ABD’nin eski ulusal güvenlik danışmanı John Bolton geçenlerde piyasaya çıkan anı kitabında, mevcut yönetimin Halkbank davası ve Türkiye ile ilgili bazı konularda yargıya siyasi baskılar yaptığını öne sürmüştü. Kitap piyasaya sürülmeden içeriğinin ABD medyasına sızmasından kısa süre sonra, Rıza Sarraf ve Hakan Atilla soruşturmalarını başlatan eski Başsavcı Preet Bharara’nın yerine Trump tarafından New York Güney Bölgesi Başsavcılığına atanan Geoffrey S. Berman da yine Başkan Trump tarafından görevinden alınmıştı.
Bu gelişmeler ışığında Ünlühisarcıklı’ya, Trump yönetimine yöneltilen, yargıya müdahale ettiği şeklindeki eleştirileri hatırlatarak, seçimlerden sonraki süreçte Halkbank davasının nasıl bir şekil alabileceğini sorduk.
“Trump’ın yargıya müdahale etmesi eleştiriliyor ama o yargıya müdahale etmekten de geri durmuyor.

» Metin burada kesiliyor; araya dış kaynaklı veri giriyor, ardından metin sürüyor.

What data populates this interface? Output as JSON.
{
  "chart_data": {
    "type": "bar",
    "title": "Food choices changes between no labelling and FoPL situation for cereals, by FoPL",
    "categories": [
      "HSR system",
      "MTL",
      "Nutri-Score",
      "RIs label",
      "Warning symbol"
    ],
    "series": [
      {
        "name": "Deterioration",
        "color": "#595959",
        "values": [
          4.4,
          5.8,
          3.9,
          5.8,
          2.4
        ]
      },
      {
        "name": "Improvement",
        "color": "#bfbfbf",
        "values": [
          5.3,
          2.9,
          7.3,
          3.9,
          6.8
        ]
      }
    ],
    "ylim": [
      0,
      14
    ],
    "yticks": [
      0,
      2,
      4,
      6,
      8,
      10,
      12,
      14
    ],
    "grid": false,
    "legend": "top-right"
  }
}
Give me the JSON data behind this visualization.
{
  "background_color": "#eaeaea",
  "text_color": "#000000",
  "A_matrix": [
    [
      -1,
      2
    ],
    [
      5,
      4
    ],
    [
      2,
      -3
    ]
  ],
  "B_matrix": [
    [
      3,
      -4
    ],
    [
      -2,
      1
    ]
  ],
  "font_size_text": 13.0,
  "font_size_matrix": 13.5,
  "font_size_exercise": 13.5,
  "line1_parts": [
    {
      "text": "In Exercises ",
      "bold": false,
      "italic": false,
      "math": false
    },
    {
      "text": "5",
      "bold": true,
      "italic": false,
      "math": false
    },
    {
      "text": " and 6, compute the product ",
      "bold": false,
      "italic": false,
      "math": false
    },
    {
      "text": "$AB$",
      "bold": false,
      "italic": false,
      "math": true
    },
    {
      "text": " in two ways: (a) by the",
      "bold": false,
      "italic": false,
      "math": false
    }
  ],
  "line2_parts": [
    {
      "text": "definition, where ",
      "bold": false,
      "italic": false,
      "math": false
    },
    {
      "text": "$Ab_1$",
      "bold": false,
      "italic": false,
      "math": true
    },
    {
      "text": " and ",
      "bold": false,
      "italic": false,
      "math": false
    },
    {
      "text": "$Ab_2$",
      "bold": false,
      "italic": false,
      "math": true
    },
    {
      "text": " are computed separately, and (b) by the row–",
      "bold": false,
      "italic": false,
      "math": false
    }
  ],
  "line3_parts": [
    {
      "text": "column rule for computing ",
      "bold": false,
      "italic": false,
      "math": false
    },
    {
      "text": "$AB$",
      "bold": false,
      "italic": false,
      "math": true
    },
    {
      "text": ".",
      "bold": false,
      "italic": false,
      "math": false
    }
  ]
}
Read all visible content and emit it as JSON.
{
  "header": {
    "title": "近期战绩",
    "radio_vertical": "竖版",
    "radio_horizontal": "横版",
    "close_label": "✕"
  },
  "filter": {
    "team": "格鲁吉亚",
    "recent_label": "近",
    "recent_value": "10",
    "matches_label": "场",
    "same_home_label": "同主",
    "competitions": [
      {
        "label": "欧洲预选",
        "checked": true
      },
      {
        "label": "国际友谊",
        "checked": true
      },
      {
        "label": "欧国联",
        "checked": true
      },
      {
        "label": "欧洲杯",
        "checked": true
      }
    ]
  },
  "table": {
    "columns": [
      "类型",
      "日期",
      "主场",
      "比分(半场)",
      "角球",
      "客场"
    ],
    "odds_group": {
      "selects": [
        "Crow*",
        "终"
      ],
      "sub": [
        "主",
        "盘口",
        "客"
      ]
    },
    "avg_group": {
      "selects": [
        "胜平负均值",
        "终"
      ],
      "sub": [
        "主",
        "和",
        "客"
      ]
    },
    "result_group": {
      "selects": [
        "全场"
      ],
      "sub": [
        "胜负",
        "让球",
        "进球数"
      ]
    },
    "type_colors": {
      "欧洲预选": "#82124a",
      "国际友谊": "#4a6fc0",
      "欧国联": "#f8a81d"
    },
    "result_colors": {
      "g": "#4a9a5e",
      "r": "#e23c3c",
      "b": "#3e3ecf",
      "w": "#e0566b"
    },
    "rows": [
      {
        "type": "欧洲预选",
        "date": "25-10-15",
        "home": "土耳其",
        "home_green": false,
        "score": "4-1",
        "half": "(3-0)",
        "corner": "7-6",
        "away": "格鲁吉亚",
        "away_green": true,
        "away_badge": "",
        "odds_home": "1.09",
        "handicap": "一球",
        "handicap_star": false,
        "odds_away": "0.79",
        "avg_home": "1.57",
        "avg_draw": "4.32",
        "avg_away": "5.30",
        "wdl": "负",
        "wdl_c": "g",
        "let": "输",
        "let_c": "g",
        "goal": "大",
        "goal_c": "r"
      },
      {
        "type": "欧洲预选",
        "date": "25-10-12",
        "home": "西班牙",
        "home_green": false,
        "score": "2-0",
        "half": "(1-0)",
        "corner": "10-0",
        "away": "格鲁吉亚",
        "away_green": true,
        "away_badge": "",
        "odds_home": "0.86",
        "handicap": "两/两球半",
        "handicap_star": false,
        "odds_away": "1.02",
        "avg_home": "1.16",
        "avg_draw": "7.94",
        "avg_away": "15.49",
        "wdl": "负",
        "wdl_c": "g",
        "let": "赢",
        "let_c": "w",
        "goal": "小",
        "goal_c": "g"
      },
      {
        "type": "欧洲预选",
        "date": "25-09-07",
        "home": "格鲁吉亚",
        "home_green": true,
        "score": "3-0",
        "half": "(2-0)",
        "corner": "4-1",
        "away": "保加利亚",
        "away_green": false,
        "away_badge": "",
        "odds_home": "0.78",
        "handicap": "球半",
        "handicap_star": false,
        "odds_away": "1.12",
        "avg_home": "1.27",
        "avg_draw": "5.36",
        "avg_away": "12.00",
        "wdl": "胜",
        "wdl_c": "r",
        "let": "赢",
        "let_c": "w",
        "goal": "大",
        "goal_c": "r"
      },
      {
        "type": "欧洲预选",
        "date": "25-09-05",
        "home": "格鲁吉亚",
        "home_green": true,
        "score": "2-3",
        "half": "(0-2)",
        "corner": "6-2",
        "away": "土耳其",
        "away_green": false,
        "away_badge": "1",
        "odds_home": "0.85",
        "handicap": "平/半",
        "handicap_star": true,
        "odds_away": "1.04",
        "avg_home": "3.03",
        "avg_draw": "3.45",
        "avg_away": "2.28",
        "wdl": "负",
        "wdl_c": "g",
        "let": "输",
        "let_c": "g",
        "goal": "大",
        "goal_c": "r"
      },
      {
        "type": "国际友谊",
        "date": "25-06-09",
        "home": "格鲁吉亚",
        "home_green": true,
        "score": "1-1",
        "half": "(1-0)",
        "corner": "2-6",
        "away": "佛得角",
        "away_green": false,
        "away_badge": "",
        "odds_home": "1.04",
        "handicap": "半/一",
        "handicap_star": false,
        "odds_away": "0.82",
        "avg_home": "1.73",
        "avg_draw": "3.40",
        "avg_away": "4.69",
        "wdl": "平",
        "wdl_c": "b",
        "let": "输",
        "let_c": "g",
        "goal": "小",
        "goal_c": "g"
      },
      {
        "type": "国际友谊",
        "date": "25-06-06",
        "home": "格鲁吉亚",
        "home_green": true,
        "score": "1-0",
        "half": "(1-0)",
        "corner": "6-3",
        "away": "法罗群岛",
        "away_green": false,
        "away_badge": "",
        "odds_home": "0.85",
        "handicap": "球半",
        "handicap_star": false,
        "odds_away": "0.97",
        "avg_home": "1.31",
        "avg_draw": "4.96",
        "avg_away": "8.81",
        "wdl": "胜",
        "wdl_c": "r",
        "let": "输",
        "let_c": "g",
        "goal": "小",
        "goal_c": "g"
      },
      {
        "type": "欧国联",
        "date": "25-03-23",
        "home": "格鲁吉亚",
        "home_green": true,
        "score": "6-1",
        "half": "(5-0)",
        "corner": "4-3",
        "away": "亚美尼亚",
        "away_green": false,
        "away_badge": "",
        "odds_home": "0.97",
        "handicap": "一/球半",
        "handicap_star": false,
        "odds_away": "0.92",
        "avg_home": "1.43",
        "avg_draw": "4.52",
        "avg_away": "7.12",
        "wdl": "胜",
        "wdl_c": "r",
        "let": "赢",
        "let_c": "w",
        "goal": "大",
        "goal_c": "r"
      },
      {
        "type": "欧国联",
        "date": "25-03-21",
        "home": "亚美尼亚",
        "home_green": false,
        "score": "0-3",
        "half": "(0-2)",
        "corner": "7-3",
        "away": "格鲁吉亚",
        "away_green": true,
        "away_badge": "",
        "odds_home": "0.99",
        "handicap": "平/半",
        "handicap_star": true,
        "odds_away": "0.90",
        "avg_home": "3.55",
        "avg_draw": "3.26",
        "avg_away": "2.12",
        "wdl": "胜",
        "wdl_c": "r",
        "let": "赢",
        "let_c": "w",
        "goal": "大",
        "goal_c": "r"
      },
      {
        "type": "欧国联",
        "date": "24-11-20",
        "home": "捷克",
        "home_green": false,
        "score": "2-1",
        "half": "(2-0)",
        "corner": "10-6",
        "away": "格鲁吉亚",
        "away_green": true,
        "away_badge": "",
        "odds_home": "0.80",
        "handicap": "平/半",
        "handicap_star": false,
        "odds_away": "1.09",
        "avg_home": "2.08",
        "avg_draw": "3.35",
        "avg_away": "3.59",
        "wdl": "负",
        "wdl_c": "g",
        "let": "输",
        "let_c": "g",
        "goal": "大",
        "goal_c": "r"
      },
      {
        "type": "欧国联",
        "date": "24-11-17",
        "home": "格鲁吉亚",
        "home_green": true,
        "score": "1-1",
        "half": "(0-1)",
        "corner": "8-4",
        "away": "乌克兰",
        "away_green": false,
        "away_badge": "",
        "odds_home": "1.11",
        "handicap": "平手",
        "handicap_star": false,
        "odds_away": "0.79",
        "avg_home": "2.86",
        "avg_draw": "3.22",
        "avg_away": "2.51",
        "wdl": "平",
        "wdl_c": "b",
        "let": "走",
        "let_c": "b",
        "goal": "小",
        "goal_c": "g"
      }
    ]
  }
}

Dolayısıyla kazanması durumunda bir kere devam edecektir. Bir de şunu unutmayalım, ABD’de malum ‘topal ördek’ söylemi var, Trump’ın ikinci defa seçilmesi durumunda bir daha aday olamayacağı için ‘topal ördek’ konumuna geleceği, senatörler ve Kongre üyelerinin artık daha bağımsız hareket edecekleri şeklinde genel bir beklenti var ama Trump aslında daha önce görmediğimiz türden bir Amerikan siyasetçisi. Dönemi sona erdikten sonra Cumhuriyetçi Parti’den elini çekecek değil. Hatta şunu söyleyeyim bu seçimi kaybetse dahi -çünkü fanatik bir kitlesi var ve başka hiç kimsenin böyle bir kitlesi olmadığı için partide- Temsilciler Meclisi üyeleri ve senatörlerin üzerindeki baskısı devam edecek. Bir de kazandığını düşünecek olursak bence çok daha güçlü bir Trump görüyor olacağız. Ondan sonra işte yargıya müdahale, yakın zamana kadar Türkiye’de şu izlenim vardı; ABD’de kurumlar var, şu var bu var, ama tabii yürütmenin önünde aslında hiçbir yerde hiç kimse çok uzun süre duramıyor maalesef. Bunu üzülerek söylüyorum çünkü Amerika’da böyle şeylerin oluyor olması aslında bütün dünyanın kaderini etkileyecek şeyler ama Amerikan demokrasisi büyük bir tehditle karşı karşıya. Trump’ın ikinci kez seçilmesi durumunda bence yargıya siyasi müdahaleler artarak devam edecektir Amerika’da. Bu da Halkbank davası vesaire gibi konular özelinde Türkiye’nin işine yarayabilir. Ama ben biraz önce değindiğim konuya geri döneyim; bütün bu Halkbank davası, S-400 meselesi, F-35 meselesi, Patriot, Suriye’de ne oluyor, Libya’da ne oluyor, bana göre aslında bütün bunlar bir büyük pazarlığın parçası olarak çözülebilir.”